Si la decisión que tomó Lifschitz se termina cristalizando, eso también implica poner a la policía de la provincia a perseguir a las pequeñas bandas que trafican en los barrios de las ciudades. Es la misma fuerza que tiene a algunos agentes y jefes procesados por sus vínculos narcos. Uno de los ejemplos más recientes es el fallo que condenó a policías en la causa de Los Monos, en Rosario. También hay que recordar que está en pleno juicio, acusado de narcotráfico, el exjefe de Policía de la provincia, Hugo Tognolli. El gobernador tendrá que extremar el control interno de sus fuerzas de seguridad para que el remedio no sea peor que la enfermedad.

Otro de los costos que tendrá que afrontar el mandatario santafesino es el giro político que tuvo que dar en este tema, ya que en 2014 –siendo senador por Rosario– había votado en contra de que la provincia persiga al narcomenudeo.

Un tema tan delicado divide aguas en la Legislatura, abre grietas políticas en su propio frente y con dirigentes de otros partidos que tienen que darle el apoyo para la reforma.

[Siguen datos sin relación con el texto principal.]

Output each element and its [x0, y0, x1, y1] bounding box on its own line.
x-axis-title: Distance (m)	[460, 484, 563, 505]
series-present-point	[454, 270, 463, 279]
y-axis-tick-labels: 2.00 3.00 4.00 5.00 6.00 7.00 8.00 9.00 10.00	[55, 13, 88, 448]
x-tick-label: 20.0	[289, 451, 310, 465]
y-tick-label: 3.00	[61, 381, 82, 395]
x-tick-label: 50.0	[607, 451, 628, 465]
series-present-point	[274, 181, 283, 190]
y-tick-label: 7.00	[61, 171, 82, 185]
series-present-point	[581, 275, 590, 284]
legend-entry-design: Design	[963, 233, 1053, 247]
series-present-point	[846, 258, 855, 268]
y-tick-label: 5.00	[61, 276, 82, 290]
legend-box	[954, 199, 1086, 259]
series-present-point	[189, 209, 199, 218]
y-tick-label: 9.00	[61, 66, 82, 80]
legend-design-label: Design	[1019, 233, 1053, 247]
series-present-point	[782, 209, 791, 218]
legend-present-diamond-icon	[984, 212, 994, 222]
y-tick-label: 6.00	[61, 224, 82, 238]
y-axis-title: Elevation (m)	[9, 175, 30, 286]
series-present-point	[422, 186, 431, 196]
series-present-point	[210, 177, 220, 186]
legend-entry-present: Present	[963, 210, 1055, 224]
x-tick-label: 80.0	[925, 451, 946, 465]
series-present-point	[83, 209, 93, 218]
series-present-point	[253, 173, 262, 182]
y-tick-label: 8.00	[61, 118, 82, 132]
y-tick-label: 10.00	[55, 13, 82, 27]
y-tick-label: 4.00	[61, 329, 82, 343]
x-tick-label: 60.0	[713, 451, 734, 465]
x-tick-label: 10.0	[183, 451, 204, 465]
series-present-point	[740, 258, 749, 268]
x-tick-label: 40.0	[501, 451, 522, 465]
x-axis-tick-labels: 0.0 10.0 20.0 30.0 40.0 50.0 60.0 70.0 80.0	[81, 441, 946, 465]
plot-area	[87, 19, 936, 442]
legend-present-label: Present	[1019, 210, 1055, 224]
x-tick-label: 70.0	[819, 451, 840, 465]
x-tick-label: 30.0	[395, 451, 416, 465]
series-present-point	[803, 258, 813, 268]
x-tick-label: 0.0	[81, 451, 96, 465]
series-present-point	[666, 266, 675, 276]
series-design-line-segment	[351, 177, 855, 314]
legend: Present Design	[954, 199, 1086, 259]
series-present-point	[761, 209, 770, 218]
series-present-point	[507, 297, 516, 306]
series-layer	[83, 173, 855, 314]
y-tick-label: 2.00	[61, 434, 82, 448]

Todos tendrán que tomar posición, aunque incomode. Lifschitz ya debe haber previsto todos los riesgos de asumir la iniciativa política en este tema, aunque, en definitiva, será el tiempo el que pondrá en la balanza los costos y los beneficios.

En su discurso del 1 de mayo el gobernador dijo: "Si la democracia se torna aburrida, si no incomoda, si no genera cambios es porque ha perdido fuerzas y entonces empieza a perder sentido para la gente". Lifschitz tomó la iniciativa en un tema muy complejo y echó a rodar la bola, a riesgo de que se le pueda volver en contra.